The Lenten season should be concluded, both for the individual Christian as well as for the whole Christian community, with a penitential celebration, and confession as spiritual preparation for the Easter Triduum which celebrates the crucified, buried and risen Lord.

Over Thursday to Sunday we celebrate a single mystery.  The liturgical opening of Holy Thursday opens the one liturgy which comes to a close with the solemn blessing at the end of the Easter Vigil.

The celebration of the Lord’s Supper is the highlight of Holy Thursday.  We remember and re-enact the Last Supper and the washing of the disciples feet by Jesus.  Holy Thursday reminds us of the importance of the Eucharist, and that for Christians the Eucharist and service to others go hand in hand.  Following the 7.30 p.m.
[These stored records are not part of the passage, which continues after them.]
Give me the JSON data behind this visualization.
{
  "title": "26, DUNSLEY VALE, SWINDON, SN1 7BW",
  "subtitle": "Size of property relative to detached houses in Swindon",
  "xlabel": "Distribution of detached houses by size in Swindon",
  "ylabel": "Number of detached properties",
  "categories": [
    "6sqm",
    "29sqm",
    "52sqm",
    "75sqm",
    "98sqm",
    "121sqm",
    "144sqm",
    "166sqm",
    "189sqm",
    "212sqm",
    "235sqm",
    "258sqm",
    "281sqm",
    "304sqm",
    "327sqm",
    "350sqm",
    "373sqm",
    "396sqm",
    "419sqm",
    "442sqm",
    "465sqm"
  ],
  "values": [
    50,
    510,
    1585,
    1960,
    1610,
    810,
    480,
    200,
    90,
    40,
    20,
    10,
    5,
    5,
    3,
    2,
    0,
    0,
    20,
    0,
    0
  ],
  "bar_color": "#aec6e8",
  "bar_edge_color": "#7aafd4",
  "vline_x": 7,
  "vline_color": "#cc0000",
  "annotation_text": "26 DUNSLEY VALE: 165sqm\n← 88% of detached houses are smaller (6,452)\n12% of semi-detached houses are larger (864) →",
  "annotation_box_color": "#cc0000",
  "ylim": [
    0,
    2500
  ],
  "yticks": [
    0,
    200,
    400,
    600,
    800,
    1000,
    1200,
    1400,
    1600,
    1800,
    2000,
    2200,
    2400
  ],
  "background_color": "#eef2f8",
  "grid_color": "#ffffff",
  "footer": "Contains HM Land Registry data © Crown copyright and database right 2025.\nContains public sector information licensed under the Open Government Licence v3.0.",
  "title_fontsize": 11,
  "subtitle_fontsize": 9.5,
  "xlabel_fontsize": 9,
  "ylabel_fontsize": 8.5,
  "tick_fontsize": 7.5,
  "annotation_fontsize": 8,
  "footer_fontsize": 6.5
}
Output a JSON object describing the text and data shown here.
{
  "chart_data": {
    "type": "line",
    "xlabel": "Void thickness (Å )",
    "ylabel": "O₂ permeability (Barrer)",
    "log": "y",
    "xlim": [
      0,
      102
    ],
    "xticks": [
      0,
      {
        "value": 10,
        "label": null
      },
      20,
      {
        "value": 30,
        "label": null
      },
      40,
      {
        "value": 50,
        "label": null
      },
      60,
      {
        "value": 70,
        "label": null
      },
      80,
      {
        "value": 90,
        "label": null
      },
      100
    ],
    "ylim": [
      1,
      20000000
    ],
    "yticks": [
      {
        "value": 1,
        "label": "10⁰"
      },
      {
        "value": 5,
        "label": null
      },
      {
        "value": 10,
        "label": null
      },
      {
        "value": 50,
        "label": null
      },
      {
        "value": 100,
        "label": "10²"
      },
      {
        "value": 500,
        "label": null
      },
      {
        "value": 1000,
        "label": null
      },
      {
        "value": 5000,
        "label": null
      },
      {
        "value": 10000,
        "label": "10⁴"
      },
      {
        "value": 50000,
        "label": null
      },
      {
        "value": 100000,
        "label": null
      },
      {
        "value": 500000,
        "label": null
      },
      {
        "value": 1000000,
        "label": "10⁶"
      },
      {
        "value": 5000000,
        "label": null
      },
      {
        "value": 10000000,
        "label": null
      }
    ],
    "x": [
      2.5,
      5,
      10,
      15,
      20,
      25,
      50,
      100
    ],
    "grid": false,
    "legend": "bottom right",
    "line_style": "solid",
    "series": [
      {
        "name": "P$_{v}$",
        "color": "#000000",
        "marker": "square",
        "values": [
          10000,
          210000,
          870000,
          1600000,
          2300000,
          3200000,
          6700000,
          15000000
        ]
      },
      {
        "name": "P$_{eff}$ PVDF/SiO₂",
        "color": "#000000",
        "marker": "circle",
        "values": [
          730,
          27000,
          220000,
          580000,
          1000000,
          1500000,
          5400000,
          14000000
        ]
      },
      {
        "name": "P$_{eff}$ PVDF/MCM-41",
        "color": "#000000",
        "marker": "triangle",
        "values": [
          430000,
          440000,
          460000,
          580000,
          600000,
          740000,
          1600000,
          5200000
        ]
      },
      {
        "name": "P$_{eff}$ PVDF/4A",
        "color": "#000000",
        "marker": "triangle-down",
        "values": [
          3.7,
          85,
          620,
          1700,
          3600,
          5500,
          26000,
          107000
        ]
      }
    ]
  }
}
Mass, there will be quiet prayer and adoration in the church for one hour.

On Good Friday we celebrate the passion and death of Jesus on the cross.  Jesus chose to bear our burdens and give his life that we might live; live life to the full on this earth and new life in eternity.  If you can, keep this a sacred day and try to attend one of the ceremonies.  There will be Morning Prayer at 10.00 a.m., Stations of the Cross for Children at 12 noon, Celebration of the Lord’s Passion at 3 p.m. followed by confession and Stations of the Cross at 7.30 p.m., followed by 30 minutes of quiet reflective Taize prayer.

Daytime Holy Saturday is a time of waiting.  Our churches are left bare of decoration and no masses or ceremonies take place.  But come the fall of darkness all that changes, because Easter begins; the church is decorated, people assemble, candles are lit, joyful Easter songs are sung, and the Easter Vigil Mass begins.  This Easter Vigil Mass is the culmination of Holy Week.  The Lord is Risen, he is truly Risen, Alleluia.  There will be Morning Prayer at 10.00 a.m., followed by confession and the Easter Vigil at 9 p.m.

Masses on Easter Sunday are at 10 a.m. and 11 a.m.  There is NO 12.30 p.m, Mass.